Putin has cited threats to Russian citizens to justify
military action in Ukraine, as he did in Georgia in 2008. Far
from seeking a diplomatic way out of the present crisis, Putin
appears to have chosen to create facts on the ground before the
West can agree on more than token action against him.
Ukrainian Prime Minister Arseny Yatseniuk said after meeting
EU leaders that Ukraine's armed forces would act if Russian
military intervention escalated any further into Ukrainian
territory. "We are ready to protect our country," he said.
Military experts say Kiev's small and underequipped forces
are no match for Moscow's superpower might.

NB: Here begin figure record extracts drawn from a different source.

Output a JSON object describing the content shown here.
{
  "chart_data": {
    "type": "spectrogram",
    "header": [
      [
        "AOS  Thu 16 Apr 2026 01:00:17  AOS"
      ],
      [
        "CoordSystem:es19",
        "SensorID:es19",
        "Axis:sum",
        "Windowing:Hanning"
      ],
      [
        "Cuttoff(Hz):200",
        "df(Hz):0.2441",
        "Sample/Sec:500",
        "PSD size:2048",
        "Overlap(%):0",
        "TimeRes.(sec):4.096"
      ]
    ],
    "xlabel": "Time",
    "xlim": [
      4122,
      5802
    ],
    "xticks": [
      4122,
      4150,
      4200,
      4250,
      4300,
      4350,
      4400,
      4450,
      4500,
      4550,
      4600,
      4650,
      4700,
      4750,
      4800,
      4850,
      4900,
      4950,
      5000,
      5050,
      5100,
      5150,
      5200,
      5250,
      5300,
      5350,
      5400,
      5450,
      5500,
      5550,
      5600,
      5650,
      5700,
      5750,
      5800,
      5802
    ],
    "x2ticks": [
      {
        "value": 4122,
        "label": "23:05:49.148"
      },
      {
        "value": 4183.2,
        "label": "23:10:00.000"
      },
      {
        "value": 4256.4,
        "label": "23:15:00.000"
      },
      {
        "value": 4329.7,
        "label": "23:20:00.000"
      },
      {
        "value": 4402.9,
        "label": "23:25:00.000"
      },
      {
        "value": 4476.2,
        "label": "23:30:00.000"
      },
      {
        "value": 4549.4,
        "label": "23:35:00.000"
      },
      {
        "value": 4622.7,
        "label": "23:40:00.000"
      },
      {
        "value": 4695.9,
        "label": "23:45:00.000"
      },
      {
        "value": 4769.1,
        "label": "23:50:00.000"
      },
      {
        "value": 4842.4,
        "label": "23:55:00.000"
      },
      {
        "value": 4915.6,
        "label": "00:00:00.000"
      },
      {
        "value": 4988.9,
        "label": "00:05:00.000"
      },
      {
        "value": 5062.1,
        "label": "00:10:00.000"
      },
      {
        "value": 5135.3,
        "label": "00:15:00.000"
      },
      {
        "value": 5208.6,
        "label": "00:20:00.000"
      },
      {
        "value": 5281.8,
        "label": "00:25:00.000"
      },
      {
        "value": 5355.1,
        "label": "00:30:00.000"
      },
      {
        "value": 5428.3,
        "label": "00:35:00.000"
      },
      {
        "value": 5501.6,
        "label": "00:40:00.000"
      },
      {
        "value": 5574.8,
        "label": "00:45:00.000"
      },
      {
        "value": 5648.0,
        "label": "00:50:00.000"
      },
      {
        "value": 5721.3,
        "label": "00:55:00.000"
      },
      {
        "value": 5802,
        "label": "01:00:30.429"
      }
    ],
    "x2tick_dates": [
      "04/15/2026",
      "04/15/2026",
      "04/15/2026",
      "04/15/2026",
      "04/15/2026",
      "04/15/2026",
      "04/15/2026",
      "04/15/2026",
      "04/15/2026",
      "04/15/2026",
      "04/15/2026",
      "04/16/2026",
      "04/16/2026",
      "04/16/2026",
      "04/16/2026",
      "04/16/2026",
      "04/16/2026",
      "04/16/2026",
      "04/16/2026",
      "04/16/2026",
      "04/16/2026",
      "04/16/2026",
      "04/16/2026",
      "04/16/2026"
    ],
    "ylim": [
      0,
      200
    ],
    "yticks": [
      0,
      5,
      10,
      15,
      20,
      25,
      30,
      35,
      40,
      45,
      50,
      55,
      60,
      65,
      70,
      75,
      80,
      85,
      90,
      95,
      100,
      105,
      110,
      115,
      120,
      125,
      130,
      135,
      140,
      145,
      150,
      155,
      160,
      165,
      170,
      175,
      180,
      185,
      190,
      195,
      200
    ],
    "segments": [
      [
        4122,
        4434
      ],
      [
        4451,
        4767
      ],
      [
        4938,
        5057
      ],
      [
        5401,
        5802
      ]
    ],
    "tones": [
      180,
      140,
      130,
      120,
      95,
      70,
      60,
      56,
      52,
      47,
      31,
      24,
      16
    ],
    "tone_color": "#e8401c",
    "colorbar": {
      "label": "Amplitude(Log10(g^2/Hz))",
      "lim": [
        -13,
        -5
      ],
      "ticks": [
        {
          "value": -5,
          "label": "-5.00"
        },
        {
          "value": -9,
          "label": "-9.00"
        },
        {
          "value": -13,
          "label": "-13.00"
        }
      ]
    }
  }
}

As expected, the EU summit was unwilling to adopt more than
symbolic measures against Russia, Europe's biggest gas supplier,
because neither industrial powerhouse Germany nor financial
centre Britain is keen to trigger a trade war.
France has a deal to sell warships to Russia that it is so
far not prepared to cancel, London's banks have profited from
facilitating Russian investment, and German companies have $22
billion invested in Russia.
The European Commission has announced aid of up to 11
billion euros ($15 billion) for Ukraine over the next couple of
years provided it reaches a deal with the International Monetary
Fund, entailing painful reforms like ending gas subsidies.
European Central Bank chief Mario Draghi said the crisis had
already had a major impact on the Russian and Ukrainian
economies, but little effect so far on the euro zone.